The health insurance providers fee is an annual fee imposed on various health insurance issuers. Regulation establishes an aggregate amount to be collected each year. (The total for the 2015 fee year, for example, is $11.3 billion.) The fee owed by a given entity is based on the ratio of its net premiums written for insurance of U.S. health risks during a data year to the aggregate net premiums written for insurance of U.S. health risks of all covered entities in the same period. Covered entities generally include companies licensed to provide insurance under state laws, health maintenance organizations and, most relevant to the lawsuit, entities providing health insurance under Medicare, Medicaid and the Children’s Health Insurance Program (CHIP).
Standards adopted by the Centers for Medicare and Medicaid Services identify an actuarially sound capitation rate for a Medicaid managed care organization as one that reflects the fee and, since the fee is not tax deductible, tax amounts the organization will pay on the fee. Therein arises the controversy. In states contracting with managed care organizations to provide Medicaid and CHIP—states such as Kansas, Louisiana and Texas—a portion of the fee burden thereby falls on the state.
The plaintiffs contend that the health insurance providers fee is unconstitutional and illegal on a number of grounds. Among them is the argument that the fee is an unconstitutionally coercive exercise of Congressional power.
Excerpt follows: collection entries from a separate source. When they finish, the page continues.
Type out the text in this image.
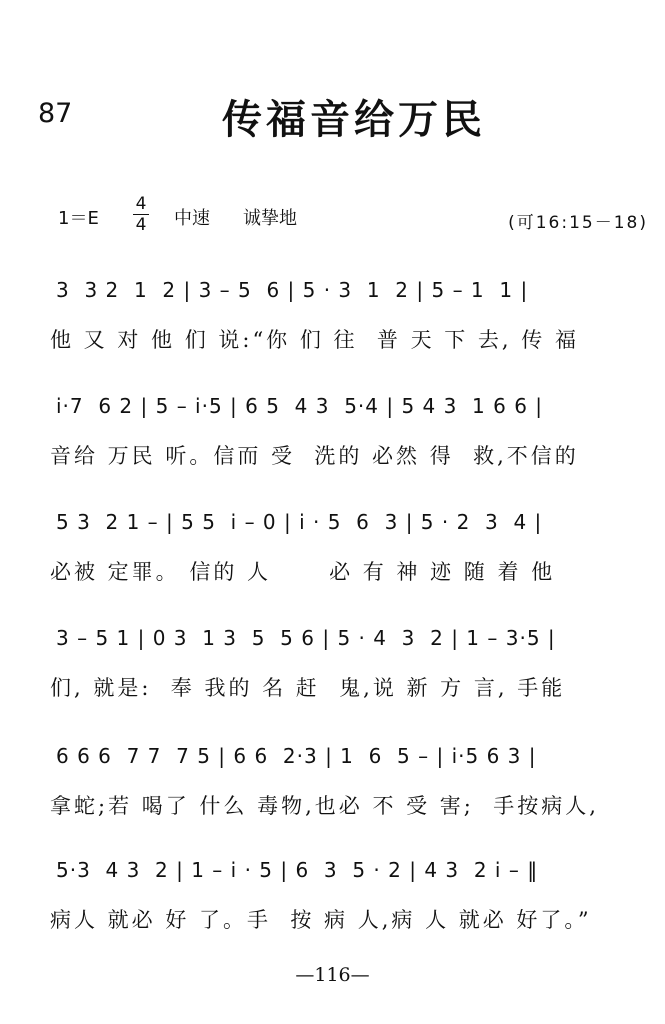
87	传福音给万民
1＝E
4
4 中速 诚挚地	(可16:15－18)
3  3 2  1  2 | 3 – 5  6 | 5 · 3  1  2 | 5 – 1  1 |
他 又 对 他 们 说:“你 们 往  普 天 下 去, 传 福
i·7  6 2 | 5 – i·5 | 6 5  4 3  5·4 | 5 4 3  1 6 6 |
音给 万民 听。信而 受  洗的 必然 得  救,不信的
5 3  2 1 – | 5 5  i – 0 | i · 5  6  3 | 5 · 2  3  4 |
必被 定罪。 信的 人      必 有 神 迹 随 着 他
3 – 5 1 | 0 3  1 3  5  5 6 | 5 · 4  3  2 | 1 – 3·5 |
们, 就是:  奉 我的 名 赶  鬼,说 新 方 言, 手能
6 6 6  7 7  7 5 | 6 6  2·3 | 1  6  5 – | i·5 6 3 |
拿蛇;若 喝了 什么 毒物,也必 不 受 害;  手按病人,
5·3  4 3  2 | 1 – i · 5 | 6  3  5 · 2 | 4 3  2 i – ‖
病人 就必 好 了。手  按 病 人,病 人 就必 好了。”
—116—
Capitation rates that do not take into account the fee are not certifiable as actuarially sound and, therefore, state payments to the managed care entities are ineligible for federal matching funds. Yet the federal portion of the states’ Medicaid budgets is substantial. In Texas, for example, federal Medicaid funds represented approximately 17% of the total state budget for 2015. The plaintiffs also argue that the federal government’s reliance on actuarial standards published by the American Academy of Actuaries comprises an unconstitutional delegation of rulemaking authority to a private entity.
As to relief, the states seek declaratory judgment in their favor, a refund of fee amounts already paid and an injunction enjoining the federal government from (a) collecting the fee from states or Medicaid and CHIP managed care organizations and (b) denying Medicaid and CHIP funds following a refusal to pay the fee.
Is another case related to the Affordable Care Act en route to the Supreme Court docket? Will the government proffer a resolution? Exemption from the fee provision already exists for some entities, such as certain non-profit corporations. At the time this post was written the defendants—the United States of America, the Department of Health and Human Services, the Internal Revenue Service, and Sylvia Burwell and John Koskinen in their official capacities—had not filed an answer; It is too early to predict how the challenge will proceed from among the many potential outcomes.
 The fee was enacted as § 9010 of the Affordable Care Act.
 This practice was recently set forth in actuarial standard of practice No. 49, Medicaid Managed Care Capitation Rate Development and Certification, published by the Actuarial Standards Board in March 2015.